To enable the rigorous empirical investigation of the above thesis in the context of real-world scheduling problems, we define the ODO framework for constraint-directed search. The framework allows us to implement scheduling algorithms and their components, and to compare them both from the perspective of static similarities and on the basis of empirical performance.
In this dissertation, we extend the scope of scheduling problems that can be addressed, in general, by constraint-directed techniques. Specifically, we develop the concept of a generalized measure of constraint criticality that enables the construction of dynamic, opportunistic heuristic commitment techniques.

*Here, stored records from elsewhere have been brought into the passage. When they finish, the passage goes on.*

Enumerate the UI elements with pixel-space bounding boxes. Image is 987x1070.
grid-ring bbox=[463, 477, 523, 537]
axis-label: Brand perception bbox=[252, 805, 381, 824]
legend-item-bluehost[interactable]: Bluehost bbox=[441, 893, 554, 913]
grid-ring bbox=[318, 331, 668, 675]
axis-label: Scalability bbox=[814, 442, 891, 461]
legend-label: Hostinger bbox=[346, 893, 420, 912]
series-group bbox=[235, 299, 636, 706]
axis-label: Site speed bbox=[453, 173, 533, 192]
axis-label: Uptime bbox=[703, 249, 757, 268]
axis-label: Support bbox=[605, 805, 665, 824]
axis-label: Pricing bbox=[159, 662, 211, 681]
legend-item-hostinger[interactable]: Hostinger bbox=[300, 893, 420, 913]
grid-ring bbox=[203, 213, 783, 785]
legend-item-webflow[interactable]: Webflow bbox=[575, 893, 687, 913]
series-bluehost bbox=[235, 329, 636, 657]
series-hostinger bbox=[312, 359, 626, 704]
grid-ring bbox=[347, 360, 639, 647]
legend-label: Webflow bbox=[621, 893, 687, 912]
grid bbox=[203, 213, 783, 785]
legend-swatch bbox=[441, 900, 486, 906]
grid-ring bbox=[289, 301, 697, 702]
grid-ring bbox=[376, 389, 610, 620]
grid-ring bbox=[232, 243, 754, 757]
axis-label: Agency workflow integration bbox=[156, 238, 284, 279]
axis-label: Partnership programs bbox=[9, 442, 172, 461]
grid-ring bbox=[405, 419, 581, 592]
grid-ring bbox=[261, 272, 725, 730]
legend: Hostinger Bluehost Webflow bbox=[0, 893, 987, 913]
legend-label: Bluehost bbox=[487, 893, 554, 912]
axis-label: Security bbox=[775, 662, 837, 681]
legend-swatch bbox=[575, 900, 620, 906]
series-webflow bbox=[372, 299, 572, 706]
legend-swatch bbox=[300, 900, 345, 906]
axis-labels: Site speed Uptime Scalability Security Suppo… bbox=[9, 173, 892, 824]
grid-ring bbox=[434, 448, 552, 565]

Based on an analysis of the requirements of a measure of constraint criticality, we suggest the probability of breakage of a constraint as such a measure.
The investigation of our thesis focuses on three classes of scheduling problems: job shop scheduling, scheduling with inventory, and scheduling with alternative activities. In each of these problem classes we empirically demonstrate that, as a problem becomes more complex, knowledge of its structure has a dominant role in guiding heuristic search to a solution.